Foundation grant going to revamp NTO gallery

With a grant from the Education Foundation, George H.W. Bush New Tech Odessa art teacher Jesus Valeriano decided to revamp a display space for work by students, teachers and even the community.

He was awarded a $5,876 grant from the Education Foundation for the Enkindle Gallery.

The grant went for a new hanging system and lighting, Valeriano said.

“We had a gallery, but for the past two years it was a COVID room,” he said.

Principal Gerardo Ramirez said every campus had to have a designated area to limit exposure to COVID. At NTO, it was the art gallery.

With the grant, the gallery will reopen.

“I just got the stuff for it last week,” Valeriano said.

He added that probably in the next few weeks he’ll be inducting a chapter of the National Art Society and the opening of the gallery.
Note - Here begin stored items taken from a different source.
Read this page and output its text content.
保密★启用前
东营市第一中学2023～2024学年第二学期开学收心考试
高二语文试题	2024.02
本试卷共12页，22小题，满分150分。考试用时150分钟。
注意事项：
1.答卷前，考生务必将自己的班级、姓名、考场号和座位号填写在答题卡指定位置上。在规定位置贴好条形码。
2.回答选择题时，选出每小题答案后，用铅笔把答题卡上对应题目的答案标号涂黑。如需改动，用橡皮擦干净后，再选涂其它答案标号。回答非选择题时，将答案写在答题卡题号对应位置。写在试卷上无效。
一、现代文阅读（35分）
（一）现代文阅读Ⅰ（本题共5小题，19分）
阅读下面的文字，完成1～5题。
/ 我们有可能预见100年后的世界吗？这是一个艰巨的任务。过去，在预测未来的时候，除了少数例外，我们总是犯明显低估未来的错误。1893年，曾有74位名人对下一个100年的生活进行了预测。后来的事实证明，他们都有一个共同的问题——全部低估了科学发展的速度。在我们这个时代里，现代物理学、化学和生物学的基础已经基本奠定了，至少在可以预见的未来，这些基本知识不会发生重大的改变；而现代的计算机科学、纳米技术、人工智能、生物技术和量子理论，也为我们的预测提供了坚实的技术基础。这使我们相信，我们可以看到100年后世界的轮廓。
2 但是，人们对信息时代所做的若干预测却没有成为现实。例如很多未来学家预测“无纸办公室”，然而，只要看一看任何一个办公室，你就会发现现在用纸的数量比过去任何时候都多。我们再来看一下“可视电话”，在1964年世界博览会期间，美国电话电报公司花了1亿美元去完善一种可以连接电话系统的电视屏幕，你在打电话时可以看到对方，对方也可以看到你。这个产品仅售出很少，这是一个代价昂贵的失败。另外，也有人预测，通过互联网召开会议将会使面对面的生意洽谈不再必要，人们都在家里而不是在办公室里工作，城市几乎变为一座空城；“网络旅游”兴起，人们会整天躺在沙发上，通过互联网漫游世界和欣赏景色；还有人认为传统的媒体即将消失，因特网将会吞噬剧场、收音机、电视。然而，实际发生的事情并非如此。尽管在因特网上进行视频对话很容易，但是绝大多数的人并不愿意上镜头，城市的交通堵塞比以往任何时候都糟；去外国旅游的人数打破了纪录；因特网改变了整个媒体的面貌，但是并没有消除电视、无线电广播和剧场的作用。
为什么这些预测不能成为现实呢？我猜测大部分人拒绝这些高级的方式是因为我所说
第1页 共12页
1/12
“We are thrilled to update our art gallery, thanks to the Education Foundation. Our art learners are excited. They have been working diligently to prepare for the art gallery’s re-opening,” Principal Gerardo Ramirez said in a text message.

Valeriano said the grant will set the gallery up to be super nice.

“We really got everything that we could have ever dreamed of to set up a real gallery,” Valeriano said.

Last year, he got a grant for equipment for the Phoenix ceramics room. They had pottery wheels, but they had to borrow kilns from Permian High School or University of Texas Permian Basin.

“But this year, we finally set up … the ventilation system and all the necessary protection from that.”

NTO has about 150 students in its art program. The school has about 500-plus students.

“The art program is really good and the kids participate, so even when they’re not taking art they still compete and participate in the state art competitions,” Valeriano said.

Students were working on the National Fossil Art Competition that he said they have won every year since they started doing it. The contest is put on by the National Park Service.

They also participate in VASE, or the Visual Arts Scholastic Event.

“We do pretty good every year. We won two state places last year, and hopefully we can do that again this year,” Valeriano said.

Valeriano encouraged other teachers to go for Education Foundation grants. They like grants that are going to help students discover things or see things from a different perspective.

“They do support you. The help is there,” Valeriano said.

The Foundation conducts workshops to help teachers write the grants.

“They are really not complicated. They’re super easy to write. They really give you almost a step by step of the things that you need. And I think people have a wrong idea of what writing a grant entails. It’s really easy and if they see that your plan is going make your school better and help your kids have a different perspective of what they’re learning, they will support you 100%,” Valeriano said.

He already has two grants.

“And they’re going to be school changing. One of my pitches on my grant for the ceramics room was staff mental health so that all the teachers could go and do pottery. It’s very therapeutic,” he added.

He’s hoping the first show will feature the work of ECISD employees.

“It’s really amazing. I think they impact more people than even they believe. It’s really great. I think about getting the whole pottery room set up and now getting a whole gallery, that is for me a dream. I have my classroom and everything, but now I have a pottery room and now I have a whole gallery,” Valeriano said.

For an art teacher like him, he said, it’s like a dream.

“It may sound simple, which it’s not, but it’s about curating. It’s really a step above for any art teacher, or even for the kids. They will know what it is like to manage an art gallery,” he added.